Quote from: Lmns CrnI love high-powered games such that players have the opportunity and the temptation to be a little bit Demiurge-like, themselves. You know, just flirt with that a li'l bit.
Me too. :D

Polycarp

#17
I too will confess to a love of dragons.

More generally I also tend to like "purposive" monsters, creatures that exist to serve some kind of cosmic purpose (great or small) rather than filling an ecological niche.  Demons and angels and other sorts of supernatural functionaries are the most common examples of this, though you can potentially put everything from mythological psychopomps to the intelligent doors from The Hitchhiker's Guide to the Galaxy into this category.  A creature that structures its existence around a certain activity, function, ideal, or ultimate goal is alien to the modern ecological concept of life, in which creatures exist simply to exist (and reproduce), and can make for a very different kind of encounter or antagonist in which standards of action like "survival" and "morality" become irrelevant or take on very different meanings.
The Clockwork Jungle (wiki | thread)
"The impediment to action advances action. What stands in the way becomes the way." - Marcus Aurelius

Lmns Crn

Quote from: Steerpike
So, Q, basically?
Haven't watched enough Star Trek to be able to answer that, really.

The Gnostics had a cool concept of the Demiurge, which might help clarify. In their worldview, the universe's creator was distant, passive, and good (Sophia), while the active divine force in the universe was the Demiurge. The Demiurge was not the only god (though he believed that he was), did not create the world (though he believed that he did), etc. The divine equivalent of an all-powerful, spoiled, ignorant child. (There's a great Twilight Zone episode about this. Sort of.)

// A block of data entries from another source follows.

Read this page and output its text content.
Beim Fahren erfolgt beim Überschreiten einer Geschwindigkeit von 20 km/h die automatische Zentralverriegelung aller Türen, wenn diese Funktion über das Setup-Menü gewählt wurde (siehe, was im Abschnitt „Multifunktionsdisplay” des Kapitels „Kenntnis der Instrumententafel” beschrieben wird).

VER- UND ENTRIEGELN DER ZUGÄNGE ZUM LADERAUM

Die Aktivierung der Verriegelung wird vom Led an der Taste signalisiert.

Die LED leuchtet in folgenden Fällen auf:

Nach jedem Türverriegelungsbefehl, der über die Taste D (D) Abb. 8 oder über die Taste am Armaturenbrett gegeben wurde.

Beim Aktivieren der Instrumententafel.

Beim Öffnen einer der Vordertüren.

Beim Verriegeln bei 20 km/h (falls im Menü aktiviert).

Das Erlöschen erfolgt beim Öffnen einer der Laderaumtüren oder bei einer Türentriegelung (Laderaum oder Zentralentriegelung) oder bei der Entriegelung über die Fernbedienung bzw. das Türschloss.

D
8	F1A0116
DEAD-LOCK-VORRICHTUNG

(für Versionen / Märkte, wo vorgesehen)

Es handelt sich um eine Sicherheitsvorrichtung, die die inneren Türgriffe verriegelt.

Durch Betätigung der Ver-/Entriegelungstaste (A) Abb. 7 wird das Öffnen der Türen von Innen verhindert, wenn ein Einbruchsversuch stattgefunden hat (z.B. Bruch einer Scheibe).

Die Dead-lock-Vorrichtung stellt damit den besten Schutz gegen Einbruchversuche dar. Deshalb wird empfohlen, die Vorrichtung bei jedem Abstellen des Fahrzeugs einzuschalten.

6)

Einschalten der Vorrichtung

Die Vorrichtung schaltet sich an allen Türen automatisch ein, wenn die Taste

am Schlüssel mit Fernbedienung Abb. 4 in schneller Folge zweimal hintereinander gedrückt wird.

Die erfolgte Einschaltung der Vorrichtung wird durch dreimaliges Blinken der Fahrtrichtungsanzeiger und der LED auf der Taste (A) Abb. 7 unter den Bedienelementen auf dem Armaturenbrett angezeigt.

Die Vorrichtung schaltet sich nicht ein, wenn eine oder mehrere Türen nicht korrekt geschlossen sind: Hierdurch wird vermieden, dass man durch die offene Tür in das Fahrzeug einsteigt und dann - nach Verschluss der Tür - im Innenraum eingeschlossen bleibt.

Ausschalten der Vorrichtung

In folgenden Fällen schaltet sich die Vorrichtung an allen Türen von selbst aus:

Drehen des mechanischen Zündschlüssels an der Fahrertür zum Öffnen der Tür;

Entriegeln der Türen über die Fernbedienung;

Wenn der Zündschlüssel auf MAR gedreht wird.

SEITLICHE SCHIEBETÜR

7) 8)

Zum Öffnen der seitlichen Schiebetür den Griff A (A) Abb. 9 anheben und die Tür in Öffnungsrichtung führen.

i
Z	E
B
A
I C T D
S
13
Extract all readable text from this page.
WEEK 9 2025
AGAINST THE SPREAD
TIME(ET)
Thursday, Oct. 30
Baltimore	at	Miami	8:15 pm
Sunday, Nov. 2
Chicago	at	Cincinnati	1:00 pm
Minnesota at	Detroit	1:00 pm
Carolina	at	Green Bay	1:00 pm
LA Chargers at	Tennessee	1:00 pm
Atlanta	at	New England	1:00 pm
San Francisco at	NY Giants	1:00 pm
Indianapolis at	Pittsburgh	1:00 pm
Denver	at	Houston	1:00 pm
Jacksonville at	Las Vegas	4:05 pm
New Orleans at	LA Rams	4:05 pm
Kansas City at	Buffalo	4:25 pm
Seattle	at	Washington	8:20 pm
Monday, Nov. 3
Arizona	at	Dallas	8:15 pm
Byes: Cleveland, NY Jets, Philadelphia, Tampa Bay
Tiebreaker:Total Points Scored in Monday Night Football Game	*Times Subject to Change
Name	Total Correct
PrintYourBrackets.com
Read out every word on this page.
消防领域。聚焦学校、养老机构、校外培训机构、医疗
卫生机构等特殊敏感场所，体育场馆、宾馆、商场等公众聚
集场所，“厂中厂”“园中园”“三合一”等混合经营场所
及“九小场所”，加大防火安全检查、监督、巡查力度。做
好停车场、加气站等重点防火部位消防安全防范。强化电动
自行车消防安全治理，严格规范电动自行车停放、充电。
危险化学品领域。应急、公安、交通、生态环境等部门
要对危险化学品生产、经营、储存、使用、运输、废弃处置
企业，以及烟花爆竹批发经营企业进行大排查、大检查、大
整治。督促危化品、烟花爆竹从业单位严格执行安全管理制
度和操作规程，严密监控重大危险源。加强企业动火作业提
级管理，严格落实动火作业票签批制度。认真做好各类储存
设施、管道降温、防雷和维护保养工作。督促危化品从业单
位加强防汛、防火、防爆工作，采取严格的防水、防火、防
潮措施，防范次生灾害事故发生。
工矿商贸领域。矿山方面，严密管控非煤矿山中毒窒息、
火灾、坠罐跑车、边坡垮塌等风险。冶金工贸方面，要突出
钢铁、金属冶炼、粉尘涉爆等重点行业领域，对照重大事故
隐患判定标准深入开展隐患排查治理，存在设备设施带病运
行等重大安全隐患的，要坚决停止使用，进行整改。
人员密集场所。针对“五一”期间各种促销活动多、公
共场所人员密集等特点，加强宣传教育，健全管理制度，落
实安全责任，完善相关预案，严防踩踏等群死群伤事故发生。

The Gnostics reconciled problems with the Bible by interpreting the God-character as the Demiurge-- not the true supreme being, but an amoral pretender to the throne-- which neatly sidesteps questions about why a loving god would send all those plagues, murder most of humanity in a flood, invent hell, etc.
I move quick: I'm gonna try my trick one last time--
you know it's possible to vaguely define my outline
when dust move in the sunshine

Steerpike

Quote from: Lmns CrayonHaven't watched enough Star Trek to be able to answer that, really.

This sorta sums Q up.

He's really more of an ambivalent Trickster ala Coyote or Loki than a Gnostic-style sub-creator/bogeyman/theodical linchpin, though.

Lmns Crn

Quote from: SteerpikeThis sorta sums Q up.
I'd like to be able to comment, but frankly, I'm struck speechless.
I move quick: I'm gonna try my trick one last time--
you know it's possible to vaguely define my outline
when dust move in the sunshine


beejazz

Quote from: Humabout
What the title asks: What is your favorite monster? As a GM, as a player, as a worldbuilder.  Name them, discuss them!

I love otyughs and ettins, myself.
It might be a little cliche, but you can't go wrong with humans.

I've also been sitting on the question of whether I could do a proper kaiju-style city-wrecker justice in play. It's been a while since I've run a game though.
Beejazz's Homebrew System
 Beejazz's Homebrew Discussion

QuoteI don't believe in it anyway.
What?
England.
Just a conspiracy of cartographers, then?